During the transition there was a micro religion phase. The recommender systems had figured out just how important community was to people, during that time. So the recommenders started shuffling all the different users of all the different apps towards more and more specific niches. It started with commercial stuff – shoes, different ‘aesthetics’, watches, different locations to spend time at, different hobbies and so on. But eventually it found its way to theistic beliefs – what is the larger purpose of the world? These beliefs turned out to be fractal-like where the recommenders would find ways to push people into the most specific, narrow existing variations – e.g, traditional catholics versus mormons – but they got through that pretty quickly.
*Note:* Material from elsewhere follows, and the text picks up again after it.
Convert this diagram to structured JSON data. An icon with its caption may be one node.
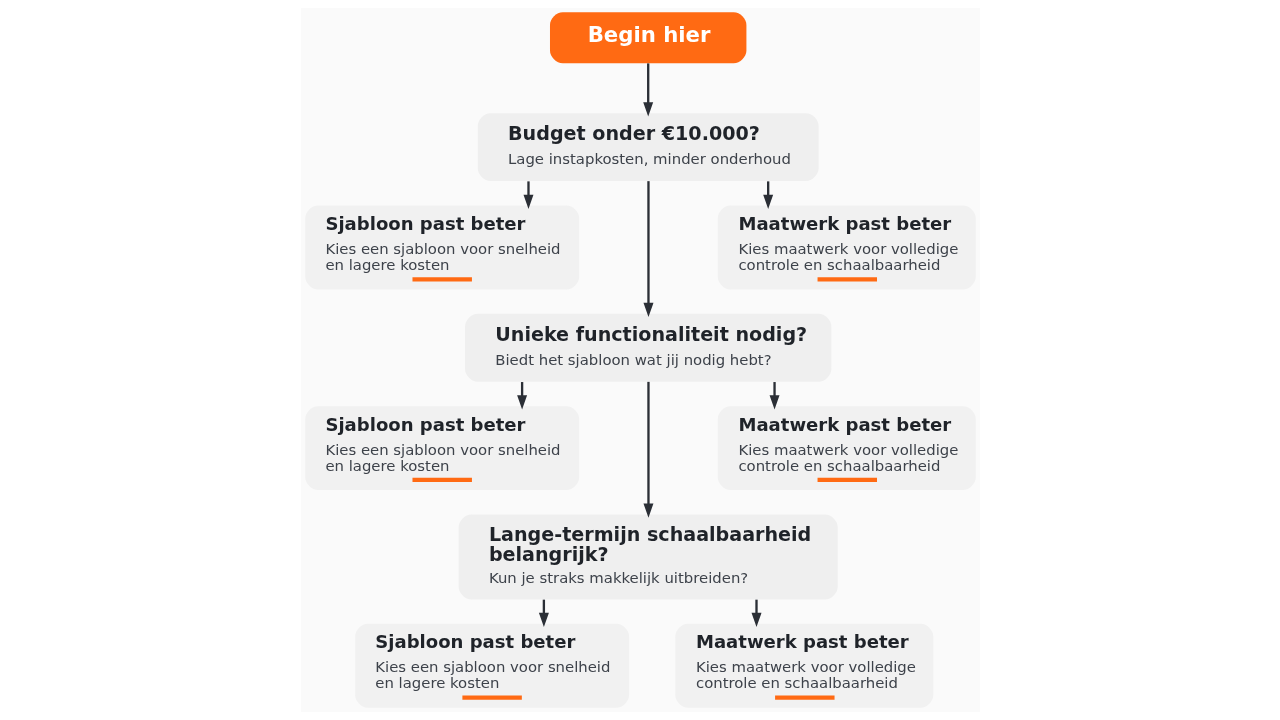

Next, the recommenders and the generation systems started to autonomously build entire new belief structures (paired with aesthetic styles that materialized as buyable, wearable merchandise across the full variety of products). They then pushed people towards these, and pretty quickly people – especially young people – started identifying as all these different sub-types of religion. After The Events we all collectively looked back on this time as both quite special (some of the beliefs and aesthetics were tremendously strange and complicated), and also scary (there weren’t religious wars, but there were warning signs of building-up inter-micro-religion conflict, though The Events happened shortly after and averted war, while bringing about some of the major changes). 

Things that inspired this story: Intersection of recommendation engines + generative models; large-scale advertising systems.